It’s just a chair that we paid fifteen dollars for at a flea market back in 1991. We were coming home from a weekend trip and stumbled across a Sunday afternoon flea market somewhere outside of Elmira–it’s been too many years for me to remember exactly where it was. We had no babies at the time but hoped that one day we would become parents, so maybe the rocker was like a beacon of hope. Or maybe just a piece of furniture. I don’t know, and I don’t really care what our motive was at the time. All I know is that one rocking chair has moved with us four times in the past twenty-four years and it’s a permanent fixture in our home.
So, why am I rambling on about a fifteen-dollar rocker? Here’s the thing. We’ve celebrated Epiphany and now the Feast of the Baptism of the Lord (in the United States, it’s observed on Monday, January 7 this year), so the Christmas season is winding down and we’re returning to Ordinary Time. We don’t really know what the New Year brings but there’s still a glimmer of Christmas hope in our hearts. Not unlike the Magi, we move forward into unknown territory, not entirely sure what lies ahead, but open to discovery and beauty and all that is good.
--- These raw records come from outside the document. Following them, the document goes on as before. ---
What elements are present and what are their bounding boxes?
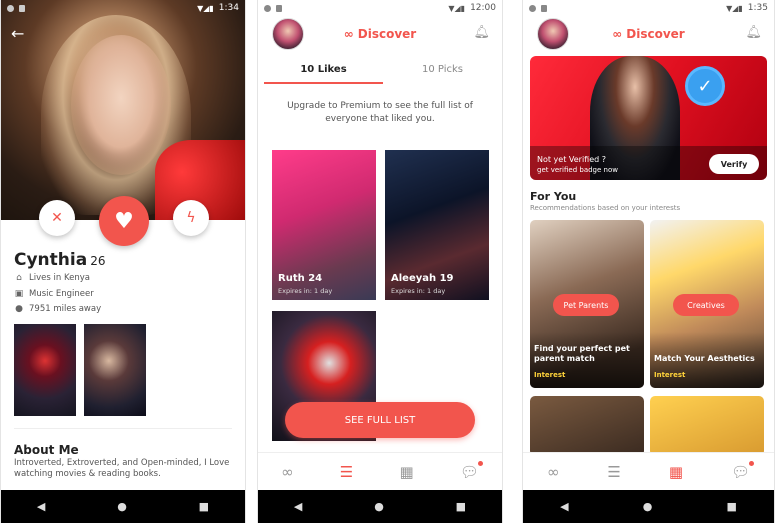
recommendation-title: Match Your Aesthetics [654,354,755,363]
list-icon[interactable]: ☰ [340,463,353,481]
home-icon: ⌂ [16,273,22,283]
verify-button[interactable]: Verify [709,154,759,174]
boost-button[interactable]: ϟ [173,200,209,236]
link-icon: ∞ [612,27,623,41]
status-time: 1:35 [747,3,768,13]
recommendation-card[interactable] [530,396,644,456]
system-nav-bar: ◀ ● ■ [258,490,502,523]
banner-subtitle: get verified badge now [537,166,618,174]
distance-text: 7951 miles away [29,304,102,314]
recommendation-card[interactable] [650,396,764,456]
profile-photo [1,0,245,220]
like-card-name: Aleeyah 19 [391,273,454,284]
briefcase-icon: ▣ [14,289,24,299]
link-icon[interactable]: ∞ [281,463,294,481]
nav-back-icon[interactable]: ◀ [37,500,45,513]
tab-picks[interactable]: 10 Picks [383,56,502,84]
discover-screen: ▼◢▮ 1:35 ∞ Discover 🔔︎ ✓ Not yet Verified … [522,0,775,523]
profile-screen: ▼◢▮ 1:34 ← ✕ ♥ ϟ Cynthia 26 ⌂ Lives in Keny… [0,0,246,523]
for-you-subtitle: Recommendations based on your interests [530,204,681,212]
link-icon[interactable]: ∞ [547,463,560,481]
job-row: ▣ Music Engineer [14,289,94,299]
grid-search-icon[interactable]: ▦ [669,463,683,481]
bottom-nav: ∞ ☰ ▦ 💬︎ [258,452,502,490]
nav-recents-icon[interactable]: ■ [727,500,737,513]
list-icon[interactable]: ☰ [607,463,620,481]
profile-name: Cynthia 26 [14,250,106,270]
likes-tabs: 10 Likes 10 Picks [264,56,502,84]
bell-icon[interactable]: 🔔︎ [473,25,490,40]
recommendation-title: Find your perfect pet parent match [534,344,630,363]
interest-tag: Interest [654,371,686,379]
status-bar: ▼◢▮ 1:35 [523,0,774,16]
verified-badge-icon: ✓ [685,66,725,106]
nav-recents-icon[interactable]: ■ [456,500,466,513]
tab-likes[interactable]: 10 Likes [264,56,383,84]
like-card[interactable]: Aleeyah 19 Expires in: 1 day [385,150,489,300]
brand-title: ∞ Discover [612,27,685,41]
like-card[interactable]: Ruth 24 Expires in: 1 day [272,150,376,300]
app-header: ∞ Discover 🔔︎ [523,16,774,52]
location-row: ⌂ Lives in Kenya [14,273,90,283]
back-arrow-icon[interactable]: ← [11,24,24,43]
upgrade-text: Upgrade to Premium to see the full list … [287,101,473,124]
profile-age: 26 [90,254,106,268]
like-button[interactable]: ♥ [99,196,149,246]
like-card-name: Ruth 24 [278,273,323,284]
about-text: Introverted, Extroverted, and Open-minde… [14,458,230,479]
link-icon: ∞ [343,27,354,41]
divider [14,428,232,429]
nav-home-icon[interactable]: ● [117,500,127,513]
nav-home-icon[interactable]: ● [643,500,653,513]
location-text: Lives in Kenya [29,273,90,283]
nav-home-icon[interactable]: ● [374,500,384,513]
nav-back-icon[interactable]: ◀ [560,500,568,513]
banner-title: Not yet Verified ? [537,155,607,164]
avatar[interactable] [537,18,569,50]
status-time: 1:34 [218,3,239,13]
category-pill[interactable]: Pet Parents [553,294,619,316]
gallery-photo[interactable] [14,324,76,416]
bell-icon[interactable]: 🔔︎ [745,25,762,40]
system-nav-bar: ◀ ● ■ [1,490,245,523]
chat-icon[interactable]: 💬︎ [460,460,483,481]
close-icon: ✕ [51,210,63,226]
job-text: Music Engineer [29,289,94,299]
brand-title: ∞ Discover [343,27,417,41]
category-pill[interactable]: Creatives [673,294,739,316]
status-bar: ▼◢▮ 1:34 [1,0,245,16]
pin-icon: ● [15,304,23,314]
verify-banner[interactable]: ✓ Not yet Verified ? get verified badge … [530,56,767,180]
interest-tag: Interest [534,371,566,379]
recommendation-card[interactable]: Creatives Match Your Aesthetics Interest [650,220,764,388]
see-full-list-button[interactable]: SEE FULL LIST [285,402,475,438]
bottom-nav: ∞ ☰ ▦ 💬︎ [523,452,774,490]
app-header: ∞ Discover 🔔︎ [258,16,502,52]
nav-recents-icon[interactable]: ■ [199,500,209,513]
grid-search-icon[interactable]: ▦ [399,463,413,481]
for-you-title: For You [530,190,577,203]
like-card-expires: Expires in: 1 day [391,287,446,295]
chat-icon[interactable]: 💬︎ [731,460,755,481]
status-bar: ▼◢▮ 12:00 [258,0,502,16]
distance-row: ● 7951 miles away [14,304,101,314]
heart-icon: ♥ [114,208,134,234]
likes-screen: ▼◢▮ 12:00 ∞ Discover 🔔︎ 10 Likes 10 Picks … [257,0,503,523]
like-card-expires: Expires in: 1 day [278,287,333,295]
avatar[interactable] [272,18,304,50]
nav-back-icon[interactable]: ◀ [294,500,302,513]
status-time: 12:00 [470,3,496,13]
photo-gallery [14,324,146,416]
dislike-button[interactable]: ✕ [39,200,75,236]
gallery-photo[interactable] [84,324,146,416]
recommendation-card[interactable]: Pet Parents Find your perfect pet parent… [530,220,644,388]
bolt-icon: ϟ [186,210,196,226]
about-title: About Me [14,443,79,457]
system-nav-bar: ◀ ● ■ [523,490,774,523]
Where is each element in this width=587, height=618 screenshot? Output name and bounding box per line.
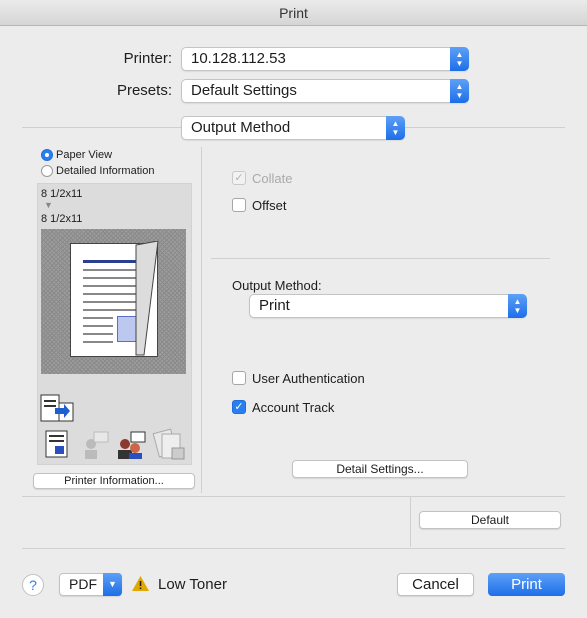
vertical-divider [410,497,411,547]
output-method-select[interactable]: Print ▲ ▼ [249,294,527,318]
cancel-button[interactable]: Cancel [397,573,474,596]
paper-view-radio[interactable] [41,149,53,161]
offset-label: Offset [252,198,287,213]
arrow-down-icon: ▼ [44,200,53,210]
warning-icon [132,576,149,591]
secure-print-icon [152,428,185,460]
user-authentication-label: User Authentication [252,371,365,386]
account-track-label: Account Track [252,400,335,415]
output-method-value: Print [259,297,290,314]
section-value: Output Method [191,119,291,136]
paper-size-output: 8 1/2x11 [41,213,83,225]
collate-checkbox[interactable]: ✓ [232,171,246,185]
printer-select[interactable]: 10.128.112.53 ▲ ▼ [181,47,469,71]
vertical-divider [201,147,202,493]
divider [22,496,565,497]
detailed-info-label: Detailed Information [56,165,155,177]
detail-settings-button[interactable]: Detail Settings... [292,460,468,478]
presets-value: Default Settings [191,82,297,99]
pdf-menu-button[interactable]: PDF ▼ [59,573,122,596]
pdf-label: PDF [69,576,97,592]
printer-label: Printer: [123,50,172,67]
default-button[interactable]: Default [419,511,561,529]
presets-select[interactable]: Default Settings ▲ ▼ [181,79,469,103]
chevron-updown-icon: ▲ ▼ [508,294,527,318]
output-method-label: Output Method: [232,278,322,293]
divider [211,258,550,259]
chevron-updown-icon: ▲ ▼ [450,47,469,71]
divider [22,548,565,549]
finisher-icon [40,394,74,422]
window-title: Print [0,0,587,26]
printer-value: 10.128.112.53 [191,50,286,67]
print-button[interactable]: Print [488,573,565,596]
presets-label: Presets: [116,82,172,99]
detailed-info-radio[interactable] [41,165,53,177]
offset-checkbox[interactable] [232,198,246,212]
account-track-icon [118,431,146,459]
user-authentication-checkbox[interactable] [232,371,246,385]
paper-size-input: 8 1/2x11 [41,188,83,200]
chevron-updown-icon: ▲ ▼ [450,79,469,103]
document-icon [45,430,68,458]
warning-text: Low Toner [158,576,227,593]
paper-view-label: Paper View [56,149,113,161]
chevron-updown-icon: ▲ ▼ [386,116,405,140]
help-button[interactable]: ? [22,574,44,596]
printer-information-button[interactable]: Printer Information... [33,473,195,489]
section-select[interactable]: Output Method ▲ ▼ [181,116,405,140]
chevron-down-icon: ▼ [103,573,122,596]
account-track-checkbox[interactable]: ✓ [232,400,246,414]
page-curl-icon [135,241,159,356]
user-message-icon [85,431,109,459]
collate-label: Collate [252,171,293,186]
When we bought the rocking chair, we were only two years into our marriage and had no idea what parenting would even look like. We didn’t know, but we moved forward anyway, willing to open ourselves up to a new kind of love.
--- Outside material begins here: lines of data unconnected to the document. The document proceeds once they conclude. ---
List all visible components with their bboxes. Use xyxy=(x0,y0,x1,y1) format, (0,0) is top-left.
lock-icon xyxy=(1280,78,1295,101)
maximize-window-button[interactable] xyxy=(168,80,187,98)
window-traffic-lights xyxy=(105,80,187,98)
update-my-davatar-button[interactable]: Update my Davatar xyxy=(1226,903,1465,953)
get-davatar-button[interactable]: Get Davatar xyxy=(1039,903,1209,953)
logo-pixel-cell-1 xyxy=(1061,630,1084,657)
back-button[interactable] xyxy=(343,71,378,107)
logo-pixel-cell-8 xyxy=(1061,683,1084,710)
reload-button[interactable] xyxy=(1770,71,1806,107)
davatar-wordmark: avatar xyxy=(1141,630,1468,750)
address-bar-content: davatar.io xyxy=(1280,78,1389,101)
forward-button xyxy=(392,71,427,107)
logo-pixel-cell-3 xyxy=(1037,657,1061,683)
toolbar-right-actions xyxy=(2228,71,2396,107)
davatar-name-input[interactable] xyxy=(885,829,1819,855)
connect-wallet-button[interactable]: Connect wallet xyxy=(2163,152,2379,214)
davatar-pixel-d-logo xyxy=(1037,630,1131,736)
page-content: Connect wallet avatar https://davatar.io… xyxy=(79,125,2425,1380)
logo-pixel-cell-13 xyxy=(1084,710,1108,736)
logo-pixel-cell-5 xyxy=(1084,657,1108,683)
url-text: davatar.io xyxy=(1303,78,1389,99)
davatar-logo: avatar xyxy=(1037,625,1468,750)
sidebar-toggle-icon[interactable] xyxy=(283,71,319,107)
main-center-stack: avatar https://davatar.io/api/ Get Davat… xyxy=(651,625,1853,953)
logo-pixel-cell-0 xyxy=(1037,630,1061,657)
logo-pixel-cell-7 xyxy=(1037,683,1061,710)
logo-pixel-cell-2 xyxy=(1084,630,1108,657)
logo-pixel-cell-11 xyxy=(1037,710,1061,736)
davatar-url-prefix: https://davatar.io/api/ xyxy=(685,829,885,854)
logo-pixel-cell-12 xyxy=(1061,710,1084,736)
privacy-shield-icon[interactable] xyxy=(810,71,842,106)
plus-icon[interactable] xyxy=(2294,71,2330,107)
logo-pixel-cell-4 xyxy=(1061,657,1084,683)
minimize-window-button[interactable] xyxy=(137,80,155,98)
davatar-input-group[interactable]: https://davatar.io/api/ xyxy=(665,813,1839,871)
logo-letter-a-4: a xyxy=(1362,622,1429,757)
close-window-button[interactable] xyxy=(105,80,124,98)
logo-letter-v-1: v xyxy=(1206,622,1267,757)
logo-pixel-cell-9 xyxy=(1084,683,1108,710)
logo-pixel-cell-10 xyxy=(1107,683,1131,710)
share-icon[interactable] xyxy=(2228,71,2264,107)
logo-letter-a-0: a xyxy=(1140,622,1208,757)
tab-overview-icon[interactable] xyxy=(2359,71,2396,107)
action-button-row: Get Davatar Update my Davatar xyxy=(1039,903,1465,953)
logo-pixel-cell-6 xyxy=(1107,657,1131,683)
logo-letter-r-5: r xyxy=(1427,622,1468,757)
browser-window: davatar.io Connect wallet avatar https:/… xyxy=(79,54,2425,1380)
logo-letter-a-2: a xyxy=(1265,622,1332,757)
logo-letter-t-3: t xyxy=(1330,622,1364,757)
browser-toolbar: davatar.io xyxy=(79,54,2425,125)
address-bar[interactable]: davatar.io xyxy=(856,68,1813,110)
Our three “babies” are grown and as our youngest prepares to leave the family nest this fall for college, I often find the phrase, “What’s next?” creeping into daily prayer. I have no idea what this next chapter of our lives will bring, but I want to remain open to whatever the LORD has in store for me and my husband and our family. It’s been an incredible journey so far! I leave you with a few words from Jeremiah 17: 7-8 to ponder this week:
But blessed are those who trust in the LORD
and have made the LORD their hope and confidence.
They are like trees planted along a riverbank,
with roots that reach deep into the water.
Such trees are not bothered by the heat
or worried by long months of drought.
Their leaves stay green.
and they never stop producing fruit.